Según las necesidades de cada persona, habrá algunos tipos de coberturas más funcionales que otras, por lo que darán mayor servicio al asegurado y aprovechará más la prestación. De igual manera pasa con las coberturas que no den beneficios por no necesitarlas el asegurado, estas se podrán desechar para abaratar la póliza.
Una cobertura que puede ser muy importante y que en ocasiones no aparece entre las prestaciones que ofrecen algunos seguros, es la asistencia médica al asegurado en el hogar.
Este tipo de servicios está especialmente indicado para personas con movilidad reducida, ya que debido a su estado, les resulta muy dificultoso desplazarse a la clínica más cercana, por lo tanto, tener un profesional cerca que les atienda en las afecciones que puedan padecer o las urgencias, es una gran prestación para ellos.

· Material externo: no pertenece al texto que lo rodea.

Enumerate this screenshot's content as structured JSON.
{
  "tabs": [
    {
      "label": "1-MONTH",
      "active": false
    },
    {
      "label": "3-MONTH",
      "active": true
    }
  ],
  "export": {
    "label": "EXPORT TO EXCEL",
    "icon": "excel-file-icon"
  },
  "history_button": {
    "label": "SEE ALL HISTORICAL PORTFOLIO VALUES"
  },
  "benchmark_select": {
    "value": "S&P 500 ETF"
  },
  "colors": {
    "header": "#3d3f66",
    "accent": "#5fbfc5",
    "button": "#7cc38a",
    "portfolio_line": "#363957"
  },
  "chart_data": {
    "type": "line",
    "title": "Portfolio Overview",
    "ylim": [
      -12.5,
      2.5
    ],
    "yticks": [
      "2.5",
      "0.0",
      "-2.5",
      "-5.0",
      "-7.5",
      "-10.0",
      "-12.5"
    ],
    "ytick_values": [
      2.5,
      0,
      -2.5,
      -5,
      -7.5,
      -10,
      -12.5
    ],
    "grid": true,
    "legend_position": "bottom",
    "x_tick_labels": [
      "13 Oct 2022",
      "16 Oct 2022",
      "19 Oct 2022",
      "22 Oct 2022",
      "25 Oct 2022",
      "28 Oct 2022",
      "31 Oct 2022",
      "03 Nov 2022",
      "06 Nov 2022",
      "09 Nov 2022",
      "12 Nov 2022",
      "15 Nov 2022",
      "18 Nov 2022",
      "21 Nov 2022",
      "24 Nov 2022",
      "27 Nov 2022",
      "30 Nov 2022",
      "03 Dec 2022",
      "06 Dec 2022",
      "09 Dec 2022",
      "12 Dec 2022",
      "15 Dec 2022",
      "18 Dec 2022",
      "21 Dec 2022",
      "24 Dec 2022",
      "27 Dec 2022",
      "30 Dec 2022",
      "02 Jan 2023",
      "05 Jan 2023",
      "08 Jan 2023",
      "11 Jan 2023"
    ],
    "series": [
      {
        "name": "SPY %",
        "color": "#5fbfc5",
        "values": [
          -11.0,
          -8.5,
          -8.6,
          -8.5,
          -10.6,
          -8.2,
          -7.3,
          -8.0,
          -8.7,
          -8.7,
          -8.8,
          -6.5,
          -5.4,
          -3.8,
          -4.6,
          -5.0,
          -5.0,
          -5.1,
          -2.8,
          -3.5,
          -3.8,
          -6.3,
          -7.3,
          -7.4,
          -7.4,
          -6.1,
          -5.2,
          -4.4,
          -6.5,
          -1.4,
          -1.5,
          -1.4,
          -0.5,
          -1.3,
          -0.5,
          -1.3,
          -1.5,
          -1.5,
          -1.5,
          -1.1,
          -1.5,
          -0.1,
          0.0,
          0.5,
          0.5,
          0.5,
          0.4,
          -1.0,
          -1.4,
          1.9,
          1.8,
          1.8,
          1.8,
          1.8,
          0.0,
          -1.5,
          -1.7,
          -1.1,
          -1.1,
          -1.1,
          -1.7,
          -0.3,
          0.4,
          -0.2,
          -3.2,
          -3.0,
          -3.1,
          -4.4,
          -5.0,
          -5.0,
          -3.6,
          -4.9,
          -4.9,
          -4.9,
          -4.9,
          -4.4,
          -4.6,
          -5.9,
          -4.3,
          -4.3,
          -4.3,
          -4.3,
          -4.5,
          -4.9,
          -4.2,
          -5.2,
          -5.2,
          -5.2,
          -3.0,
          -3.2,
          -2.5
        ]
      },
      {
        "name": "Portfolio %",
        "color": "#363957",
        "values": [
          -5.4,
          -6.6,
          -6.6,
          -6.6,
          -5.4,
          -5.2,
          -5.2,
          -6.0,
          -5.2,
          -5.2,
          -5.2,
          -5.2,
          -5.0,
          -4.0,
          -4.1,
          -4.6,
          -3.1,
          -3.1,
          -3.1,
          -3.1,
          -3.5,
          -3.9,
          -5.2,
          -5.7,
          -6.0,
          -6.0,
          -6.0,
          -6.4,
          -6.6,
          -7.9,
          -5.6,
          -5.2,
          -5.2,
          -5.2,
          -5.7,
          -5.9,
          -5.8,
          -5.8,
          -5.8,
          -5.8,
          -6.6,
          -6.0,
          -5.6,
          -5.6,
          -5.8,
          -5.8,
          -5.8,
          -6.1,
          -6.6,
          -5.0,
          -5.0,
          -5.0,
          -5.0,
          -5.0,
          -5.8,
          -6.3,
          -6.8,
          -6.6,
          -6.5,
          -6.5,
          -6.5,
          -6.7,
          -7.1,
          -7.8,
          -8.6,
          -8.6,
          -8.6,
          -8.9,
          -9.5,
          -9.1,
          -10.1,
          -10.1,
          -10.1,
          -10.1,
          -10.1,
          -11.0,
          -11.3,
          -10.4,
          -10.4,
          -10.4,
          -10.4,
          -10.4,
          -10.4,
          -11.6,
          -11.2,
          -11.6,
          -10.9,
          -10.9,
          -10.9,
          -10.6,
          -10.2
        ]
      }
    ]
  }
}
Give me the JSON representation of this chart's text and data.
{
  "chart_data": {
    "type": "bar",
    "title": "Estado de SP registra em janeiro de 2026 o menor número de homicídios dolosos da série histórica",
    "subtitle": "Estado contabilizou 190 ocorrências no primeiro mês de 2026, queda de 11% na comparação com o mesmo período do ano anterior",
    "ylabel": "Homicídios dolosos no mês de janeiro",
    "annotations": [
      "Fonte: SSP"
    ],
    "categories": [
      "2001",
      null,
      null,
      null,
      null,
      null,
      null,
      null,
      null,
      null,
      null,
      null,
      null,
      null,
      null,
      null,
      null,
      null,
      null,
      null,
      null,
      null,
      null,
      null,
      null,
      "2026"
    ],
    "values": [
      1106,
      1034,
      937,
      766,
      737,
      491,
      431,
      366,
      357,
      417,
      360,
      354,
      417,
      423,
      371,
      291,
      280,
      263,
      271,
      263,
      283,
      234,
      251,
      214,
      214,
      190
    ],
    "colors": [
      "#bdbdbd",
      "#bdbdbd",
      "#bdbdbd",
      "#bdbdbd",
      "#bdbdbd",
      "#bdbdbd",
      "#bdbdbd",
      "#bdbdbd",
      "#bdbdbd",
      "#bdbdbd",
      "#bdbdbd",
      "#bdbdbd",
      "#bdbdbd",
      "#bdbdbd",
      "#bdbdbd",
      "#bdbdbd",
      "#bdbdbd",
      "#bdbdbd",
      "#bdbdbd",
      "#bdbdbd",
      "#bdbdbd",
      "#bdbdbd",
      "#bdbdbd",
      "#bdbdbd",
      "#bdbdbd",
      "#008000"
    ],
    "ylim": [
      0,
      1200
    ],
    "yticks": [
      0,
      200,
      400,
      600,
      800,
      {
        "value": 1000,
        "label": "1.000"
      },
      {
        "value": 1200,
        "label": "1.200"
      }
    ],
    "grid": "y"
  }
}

Pero no solo beneficia a este sector de asegurados, sino que también ofrece los servicios al resto de personas que en algún momento enfermen o se accidenten y debido a diversos motivos no puedan desplazarse y necesiten la asistencia médica en el hogar.
Esta cobertura es complementaria a la asistencia médica telefónica, la cual es un servicio a través del teléfono que funciona durante las 24 horas del día, los 365 días del año y prestan atención sobre cualquier duda o problema que el asegurado tenga.